Ipsilateral chest injuries are commonly associated with arm and elbow injuries following road traffic accident. An incidence of phrenic palsy up to 60% with supraclavicular blocks has been reported.[7] Though unilateral phrenic nerve palsy is not associated with clinically significant effects in normal individuals, preexisting pulmonary pathology can aggravate the dysfunction.[8] However, use of compression proximally may not prevent spread of local anesthetic to the phrenic nerve inducing a respiratory palsy. None of our chest injury and cervical spine injury patients ended up in respiratory distress; however, it is uncertain whether the phrenic nerve was spared during the block.

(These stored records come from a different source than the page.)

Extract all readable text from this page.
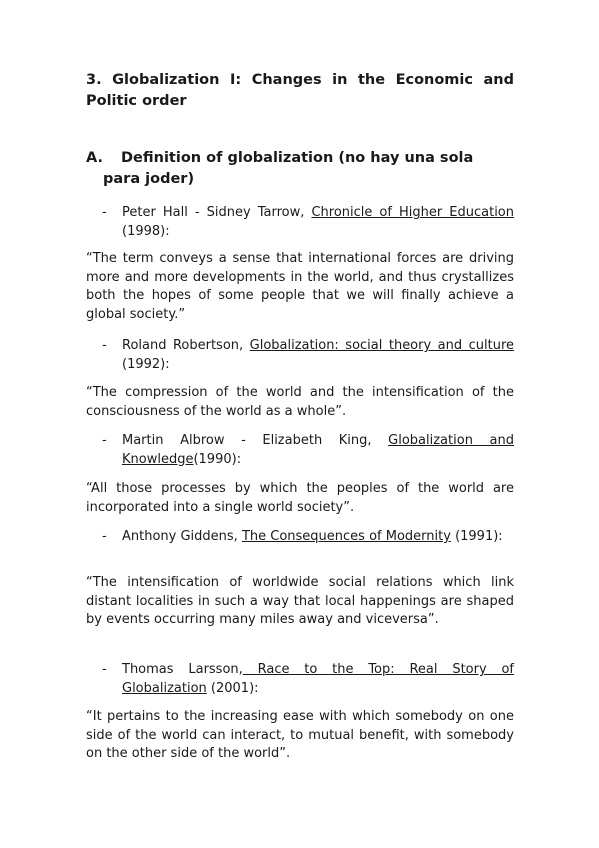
3. Globalization I: Changes in the Economic and Politic order
A. Definition of globalization (no hay una sola para joder)
- Peter Hall - Sidney Tarrow, Chronicle of Higher Education (1998):
“The term conveys a sense that international forces are driving more and more developments in the world, and thus crystallizes both the hopes of some people that we will finally achieve a global society.”
- Roland Robertson, Globalization: social theory and culture (1992):
“The compression of the world and the intensification of the consciousness of the world as a whole”.
- Martin Albrow - Elizabeth King, Globalization and Knowledge(1990):
“All those processes by which the peoples of the world are incorporated into a single world society”.
- Anthony Giddens, The Consequences of Modernity (1991):
“The intensification of worldwide social relations which link distant localities in such a way that local happenings are shaped by events occurring many miles away and viceversa”.
- Thomas Larsson, Race to the Top: Real Story of Globalization (2001):
“It pertains to the increasing ease with which somebody on one side of the world can interact, to mutual benefit, with somebody on the other side of the world”.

Patients with peripheral thromboembolic events necessitating emergency surgery for limb salvage will most often be receiving anticoagulants. No specific anesthetic guidelines are available for the management in such situations.[9] The use of peripheral nerve blocks in cardiac patients, who are on anticoagulation therapy is also controversial.[9] Additional anticoagulation with heparin should be delayed at least for 1 h after performing the block. Patients may be monitored closely to detect hematoma postoperatively with an ultrasound.[10]

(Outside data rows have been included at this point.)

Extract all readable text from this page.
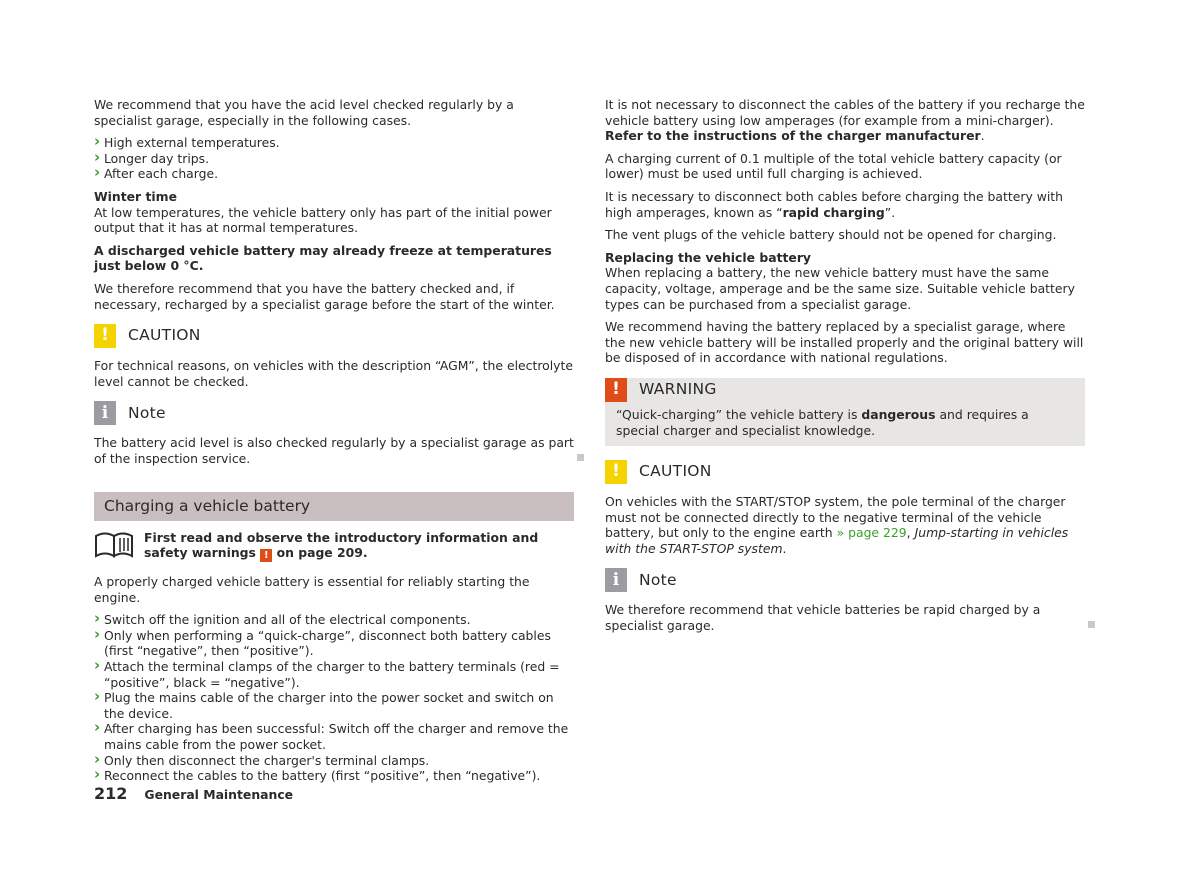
We recommend that you have the acid level checked regularly by a specialist garage, especially in the following cases.

› High external temperatures.
› Longer day trips.
› After each charge.

Winter time

At low temperatures, the vehicle battery only has part of the initial power output that it has at normal temperatures.

A discharged vehicle battery may already freeze at temperatures just below 0 °C.

We therefore recommend that you have the battery checked and, if necessary, recharged by a specialist garage before the start of the winter.

!	CAUTION

For technical reasons, on vehicles with the description “AGM”, the electrolyte level cannot be checked.

i	Note

The battery acid level is also checked regularly by a specialist garage as part of the inspection service.

Charging a vehicle battery
First read and observe the introductory information and safety warnings ! on page 209.

A properly charged vehicle battery is essential for reliably starting the engine.

› Switch off the ignition and all of the electrical components.
› Only when performing a “quick-charge”, disconnect both battery cables (first “negative”, then “positive”).
› Attach the terminal clamps of the charger to the battery terminals (red = “positive”, black = “negative”).
› Plug the mains cable of the charger into the power socket and switch on the device.
› After charging has been successful: Switch off the charger and remove the mains cable from the power socket.
› Only then disconnect the charger's terminal clamps.
› Reconnect the cables to the battery (first “positive”, then “negative”).

It is not necessary to disconnect the cables of the battery if you recharge the vehicle battery using low amperages (for example from a mini-charger). Refer to the instructions of the charger manufacturer.

A charging current of 0.1 multiple of the total vehicle battery capacity (or lower) must be used until full charging is achieved.

It is necessary to disconnect both cables before charging the battery with high amperages, known as “rapid charging”.

The vent plugs of the vehicle battery should not be opened for charging.

Replacing the vehicle battery

When replacing a battery, the new vehicle battery must have the same capacity, voltage, amperage and be the same size. Suitable vehicle battery types can be purchased from a specialist garage.

We recommend having the battery replaced by a specialist garage, where the new vehicle battery will be installed properly and the original battery will be disposed of in accordance with national regulations.

!	WARNING

“Quick-charging” the vehicle battery is dangerous and requires a special charger and specialist knowledge.

!	CAUTION

On vehicles with the START/STOP system, the pole terminal of the charger must not be connected directly to the negative terminal of the vehicle battery, but only to the engine earth » page 229, Jump-starting in vehicles with the START-STOP system.

i	Note

We therefore recommend that vehicle batteries be rapid charged by a specialist garage.

212 General Maintenance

The common disadvantages of nerve stimulator techniques in emergency trauma patients include difficulty in positioning of limb, pain while stimulating muscle contraction, interference with visualization of motor responses owing to applied heavy dressings and slab, bleeding open wounds, etc. A vascular injury patient may be shifted to the operation theater with inflated tourniquet in-situ. A preexisting nerve injury will preempt the use of nerve stimulator. Unknown coagulation status of patient and association of other injuries which do not entail surgical intervention may further complicate the issue. In our series, patient with compartment syndrome and forearm amputation had technical restriction in elicitation of distinct motor responses. In the absence of finger, wrist or elbow flexion, the next cadre level response should be elicited. Other associated problems in major limb reimplantations include excessive blood loss and hemodynamic instability, reperfusion events, protracted surgery, etc., and all these may present hurdles when regional anesthesia is used alone.[11] An often applied shoulder extension pad cannot be used in trauma patients with cervical spine fracture. Hindered nerve stimulation in an improperly positioned patient enhances the probability of arterial puncture, phrenic palsy, and inadequate motor response elicitation.

CONCLUSION

Our series highlights the technical and pharmacological complexities when nerve stimulator based supraclavicular blocks are deployed in emergency anesthesia for upper limb surgery. The anatomical and functional concerns, necessity for dose and volume reduction of injectable, and the need for higher accuracy should be considered. One needs to successfully overcome issues like cardiac conduction abnormalities, associated chest and cervical spine injuries, anticoagulation, pulmonary edema, compartment syndrome, and reperfusion events prior to, during, and after the block procedure. The “cadre” response based nerve stimulator guided supraclavicular brachial plexus block can be employed for successful outcome.